There is a shrine in Singapore dedicated to a young woman called the “German Girl”. The German Girl’s father was taken in WWI by soldiers. After her parents left her in Singapore (there are two slightly varying stories but this is the part that’s agreed on), the German girl ended up dying. In one story she died of starvation, the other from falling off of a cliff trying to escape the soldiers.
This shrine was built to soothe her spirit in the Na Du Gu Niang Temple. A little less than 100 years later, a local man had a dream three nights in a row. In this dream, there was a Caucasian girl that led him to a shop and told him to buy a Barbie and the girl told him to put this doll on the altar of the German Girl shrine. When he woke up after the third dream, he went and found this shop and the same Barbie from his dream was there. He bought the doll and took it to the Na Du Gu Niang Temple where it still is today (around 6 or 7 years later). Many people come to the shrine to worship the doll.
The story began in the 1910s, just before the First World War (1914-1918) broke out.There was a German family living on Pulau Ubin at the turn of the 20th century, owning a coffee plantation on the northeastern island of Singapore. According to research, the plot of land used to belong to two German families, Daniel Brandt and Hermann Muhlingan, but the identity of the German girl remains unknown.On 4th August 1914, the United Kingdom declared war on the German Empire, and the colonial government in Singapore started seizing German ships, businesses and properties. On Pulau Ubin, the British military rounded up the German plantation owner and his family. His frightened daughter, around 18 years of age (said to be born in 1896), escaped into the woods. The rest of her family was sent to a detention barrack on mainland Singapore.
A few days later, the girl’s body was found covered with ants by the Malay plantation workers. It was assumed she had lost her way and fell to her death from a cliff. Her corpse was discovered by Boyanese plantation labourers, who threw sand over her body and offered prayers, flowers and incense as a gesture of goodwill each time they passed her.Eventually, a group of Chinese workers on the island carted her remains to the crest of the quarry's hill and gave her a proper burial.
'The workers had probably been treated well by her parents, and maybe did what they did as a gesture of thanks.' Whatever the long-winded route the German Girl's tale took to become reincarnated into its present-day myth, worshippers and Toto punters have not stopped coming.From the 1920s to the 1970s, they left a trail of bananas and soft drinks on the burial ground for Chye to steal - as a hungry teenager and, later, as a cheeky old man up to nosey antics.
In 1974, the grave was exhumed to make way for quarry excavation work and relocated to its present spot near Chye's hut.He remembers playing kaypoh at the dig, sticking his head in the crowd to see a rusty cross and a few strands of hair recovered from the grave. These were apparently transferred to an expensive Jiangsu urn, bought for the ritual of ash-transferring by quarry company Aik Hwa.Today, the supposed urn - a heavy white jar decked with tattered scarves - sits upright on a dust-caked altar strewn with a battleforce of eerie feminine tributes: hair brushes, nail polish, powder, Safflower Oil, Florida Water, Hazeline Snow and the odd tube of Revlon lipstick.
Singapore Paranormal Investigators (SPI) has been pondering some theories regarding the stolen remains. One theory is that the porcelain urn itself was a valuable antique and it was stolen by relic hunters. The other speculation is that the remains of the white girl have a strong spiritual force, and therefore the urn was robbed by people who practice black magic or sorcery.

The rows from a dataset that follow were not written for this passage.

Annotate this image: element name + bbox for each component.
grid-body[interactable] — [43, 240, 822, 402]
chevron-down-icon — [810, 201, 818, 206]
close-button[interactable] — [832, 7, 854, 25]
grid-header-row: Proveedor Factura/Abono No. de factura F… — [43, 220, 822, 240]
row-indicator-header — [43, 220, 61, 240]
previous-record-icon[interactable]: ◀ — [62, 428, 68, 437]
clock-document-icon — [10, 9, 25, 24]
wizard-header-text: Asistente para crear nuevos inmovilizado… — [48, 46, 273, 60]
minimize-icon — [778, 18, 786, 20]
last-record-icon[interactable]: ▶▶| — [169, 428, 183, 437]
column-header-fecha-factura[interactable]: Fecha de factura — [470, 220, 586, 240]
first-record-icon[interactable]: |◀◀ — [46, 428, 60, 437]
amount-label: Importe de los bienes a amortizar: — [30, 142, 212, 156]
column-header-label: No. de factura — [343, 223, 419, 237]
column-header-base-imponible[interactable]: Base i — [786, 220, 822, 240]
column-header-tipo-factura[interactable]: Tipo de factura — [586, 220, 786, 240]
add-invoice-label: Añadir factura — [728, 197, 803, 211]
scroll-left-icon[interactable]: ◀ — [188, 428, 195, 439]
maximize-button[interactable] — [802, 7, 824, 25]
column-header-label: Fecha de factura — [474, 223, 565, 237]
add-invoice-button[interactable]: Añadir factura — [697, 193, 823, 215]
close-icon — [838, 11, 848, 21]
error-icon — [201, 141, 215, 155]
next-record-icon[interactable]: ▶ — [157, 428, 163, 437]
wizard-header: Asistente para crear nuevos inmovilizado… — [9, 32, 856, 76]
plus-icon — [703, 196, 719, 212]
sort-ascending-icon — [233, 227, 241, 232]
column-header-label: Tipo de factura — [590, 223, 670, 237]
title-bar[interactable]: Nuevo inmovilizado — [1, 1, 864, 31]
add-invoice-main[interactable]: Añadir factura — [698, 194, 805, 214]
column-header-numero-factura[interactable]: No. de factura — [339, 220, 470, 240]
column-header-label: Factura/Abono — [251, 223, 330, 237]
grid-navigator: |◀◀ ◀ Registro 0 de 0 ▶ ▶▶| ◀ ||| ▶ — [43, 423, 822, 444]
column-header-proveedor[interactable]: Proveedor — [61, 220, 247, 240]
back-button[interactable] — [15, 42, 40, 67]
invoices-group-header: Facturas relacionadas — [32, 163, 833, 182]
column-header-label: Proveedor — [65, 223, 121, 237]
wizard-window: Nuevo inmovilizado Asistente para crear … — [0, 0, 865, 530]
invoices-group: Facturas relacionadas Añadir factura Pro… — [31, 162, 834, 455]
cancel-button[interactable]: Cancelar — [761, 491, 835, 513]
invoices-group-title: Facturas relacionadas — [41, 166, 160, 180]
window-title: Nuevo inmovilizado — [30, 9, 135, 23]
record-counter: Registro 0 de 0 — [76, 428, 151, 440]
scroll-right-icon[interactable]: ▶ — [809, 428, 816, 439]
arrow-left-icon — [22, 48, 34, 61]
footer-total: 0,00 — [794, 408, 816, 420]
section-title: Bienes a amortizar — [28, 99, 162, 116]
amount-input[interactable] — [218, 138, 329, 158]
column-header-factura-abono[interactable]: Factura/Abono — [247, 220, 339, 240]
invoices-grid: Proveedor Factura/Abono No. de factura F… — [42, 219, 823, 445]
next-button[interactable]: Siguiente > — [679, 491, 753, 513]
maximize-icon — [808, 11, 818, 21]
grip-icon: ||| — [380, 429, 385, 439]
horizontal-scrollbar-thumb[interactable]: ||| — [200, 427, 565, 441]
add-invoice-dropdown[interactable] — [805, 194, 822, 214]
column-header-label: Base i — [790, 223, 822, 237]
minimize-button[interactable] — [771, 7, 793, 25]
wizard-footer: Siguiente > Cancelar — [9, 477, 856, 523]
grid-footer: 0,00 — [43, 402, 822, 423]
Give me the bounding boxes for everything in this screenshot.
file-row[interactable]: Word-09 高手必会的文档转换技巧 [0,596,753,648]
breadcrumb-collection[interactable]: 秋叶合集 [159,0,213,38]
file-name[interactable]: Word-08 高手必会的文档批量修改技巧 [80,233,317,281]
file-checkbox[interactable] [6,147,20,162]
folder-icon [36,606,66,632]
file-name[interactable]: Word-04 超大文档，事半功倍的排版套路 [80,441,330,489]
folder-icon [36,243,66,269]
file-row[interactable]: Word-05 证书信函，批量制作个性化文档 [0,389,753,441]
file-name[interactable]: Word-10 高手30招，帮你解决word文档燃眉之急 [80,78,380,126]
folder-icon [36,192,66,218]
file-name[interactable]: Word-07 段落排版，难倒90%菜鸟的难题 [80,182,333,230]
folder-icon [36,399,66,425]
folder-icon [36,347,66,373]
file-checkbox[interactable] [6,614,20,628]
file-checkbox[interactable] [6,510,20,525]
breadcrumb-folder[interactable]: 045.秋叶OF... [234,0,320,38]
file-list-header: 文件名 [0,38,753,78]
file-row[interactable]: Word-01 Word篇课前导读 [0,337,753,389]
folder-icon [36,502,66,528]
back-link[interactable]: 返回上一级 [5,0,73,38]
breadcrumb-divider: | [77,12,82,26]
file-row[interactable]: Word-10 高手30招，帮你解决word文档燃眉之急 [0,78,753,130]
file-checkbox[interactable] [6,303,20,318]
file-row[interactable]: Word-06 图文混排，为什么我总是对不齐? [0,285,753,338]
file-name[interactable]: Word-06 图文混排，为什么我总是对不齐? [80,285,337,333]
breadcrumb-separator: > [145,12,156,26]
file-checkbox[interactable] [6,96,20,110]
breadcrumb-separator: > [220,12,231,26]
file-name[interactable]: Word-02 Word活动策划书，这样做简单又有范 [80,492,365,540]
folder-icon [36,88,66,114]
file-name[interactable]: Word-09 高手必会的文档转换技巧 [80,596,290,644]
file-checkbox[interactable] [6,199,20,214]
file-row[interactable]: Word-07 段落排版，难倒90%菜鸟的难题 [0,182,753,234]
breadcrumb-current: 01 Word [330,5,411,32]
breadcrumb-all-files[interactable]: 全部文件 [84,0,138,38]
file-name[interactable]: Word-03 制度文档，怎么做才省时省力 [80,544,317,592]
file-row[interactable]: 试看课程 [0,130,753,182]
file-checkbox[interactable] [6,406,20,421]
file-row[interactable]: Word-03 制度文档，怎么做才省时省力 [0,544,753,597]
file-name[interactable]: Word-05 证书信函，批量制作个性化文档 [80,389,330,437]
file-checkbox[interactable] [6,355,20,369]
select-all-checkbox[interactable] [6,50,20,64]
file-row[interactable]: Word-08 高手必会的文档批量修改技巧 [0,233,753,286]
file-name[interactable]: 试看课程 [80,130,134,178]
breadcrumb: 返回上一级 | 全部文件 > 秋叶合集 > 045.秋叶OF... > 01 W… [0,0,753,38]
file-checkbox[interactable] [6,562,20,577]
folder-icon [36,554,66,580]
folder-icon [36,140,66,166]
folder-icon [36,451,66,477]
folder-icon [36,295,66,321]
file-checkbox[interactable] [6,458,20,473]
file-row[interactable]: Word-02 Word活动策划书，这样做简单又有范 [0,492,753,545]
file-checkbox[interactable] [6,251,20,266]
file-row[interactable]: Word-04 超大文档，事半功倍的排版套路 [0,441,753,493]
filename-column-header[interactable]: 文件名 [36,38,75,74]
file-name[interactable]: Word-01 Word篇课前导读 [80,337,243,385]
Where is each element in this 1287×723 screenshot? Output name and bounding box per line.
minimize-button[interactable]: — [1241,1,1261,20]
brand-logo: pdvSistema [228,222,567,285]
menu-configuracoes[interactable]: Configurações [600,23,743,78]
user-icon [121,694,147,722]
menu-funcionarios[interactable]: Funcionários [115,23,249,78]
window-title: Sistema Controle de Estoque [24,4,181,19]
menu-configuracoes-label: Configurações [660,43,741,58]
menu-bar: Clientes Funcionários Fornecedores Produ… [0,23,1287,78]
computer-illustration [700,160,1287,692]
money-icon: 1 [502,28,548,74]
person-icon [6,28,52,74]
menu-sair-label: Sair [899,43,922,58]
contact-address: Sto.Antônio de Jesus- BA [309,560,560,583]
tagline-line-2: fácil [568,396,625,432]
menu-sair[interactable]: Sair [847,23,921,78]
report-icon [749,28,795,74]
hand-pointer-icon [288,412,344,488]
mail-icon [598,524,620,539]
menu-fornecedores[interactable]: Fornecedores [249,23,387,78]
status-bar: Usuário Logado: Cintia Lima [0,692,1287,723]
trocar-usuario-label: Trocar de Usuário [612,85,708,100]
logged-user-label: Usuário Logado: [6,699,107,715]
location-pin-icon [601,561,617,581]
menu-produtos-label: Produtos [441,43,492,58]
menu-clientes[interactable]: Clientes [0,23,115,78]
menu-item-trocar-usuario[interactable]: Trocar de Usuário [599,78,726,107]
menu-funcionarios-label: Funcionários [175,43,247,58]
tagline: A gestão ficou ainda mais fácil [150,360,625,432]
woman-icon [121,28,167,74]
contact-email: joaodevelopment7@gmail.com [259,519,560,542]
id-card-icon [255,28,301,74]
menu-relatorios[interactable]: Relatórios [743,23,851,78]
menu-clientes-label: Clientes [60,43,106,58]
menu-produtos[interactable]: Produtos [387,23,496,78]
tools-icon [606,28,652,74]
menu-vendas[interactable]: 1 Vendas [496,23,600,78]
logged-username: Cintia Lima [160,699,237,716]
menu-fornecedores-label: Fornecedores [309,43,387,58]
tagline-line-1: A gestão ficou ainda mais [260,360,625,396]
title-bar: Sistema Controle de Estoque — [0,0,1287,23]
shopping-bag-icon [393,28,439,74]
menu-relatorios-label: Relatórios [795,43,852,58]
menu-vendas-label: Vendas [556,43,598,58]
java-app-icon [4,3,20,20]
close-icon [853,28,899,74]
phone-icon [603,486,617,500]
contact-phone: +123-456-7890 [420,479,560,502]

Despite that the physical existence of the German girl corpse was no more in the 1970s, her spirit was made immortalized at this Chinese temple. Worshippers came to give offerings that include perfumes, cosmetics, mirrors, flowers, and fruits to the deceased German girl.
It has been reported to SPI that people have encountered moving shadows outside the temple at night. Recently, some members of a filming crew who reenacted the legend for movie production got possessed on the spot—one vomited repeatedly after touching the urn, and the other, who was dressed in a German girl costume, suddenly started to speak in German. They believe that somehow her spirit is lingering in the temple as perhaps an angel goddess. On a lighter note, the German girl spirit was said to kindly give blessing to the worshippers, sometimes helping them win lotteries.
The doll is also adorned with lipstick, nail polish, perfumes, and other cosmetics brought by the pilgrims. This doll even replace other idols that an old urn to store the ashes the body of a German girl. Barbie was starting to become a new idol about seven years ago after an Pulau Ubin dream doll three consecutive days.A taxi driver named Lin Qing De says almost every day to bring pilgrims to the temple and most of the women. They prayed to maintain the beauty, elegance, and beauty and has a charming way like Barbie.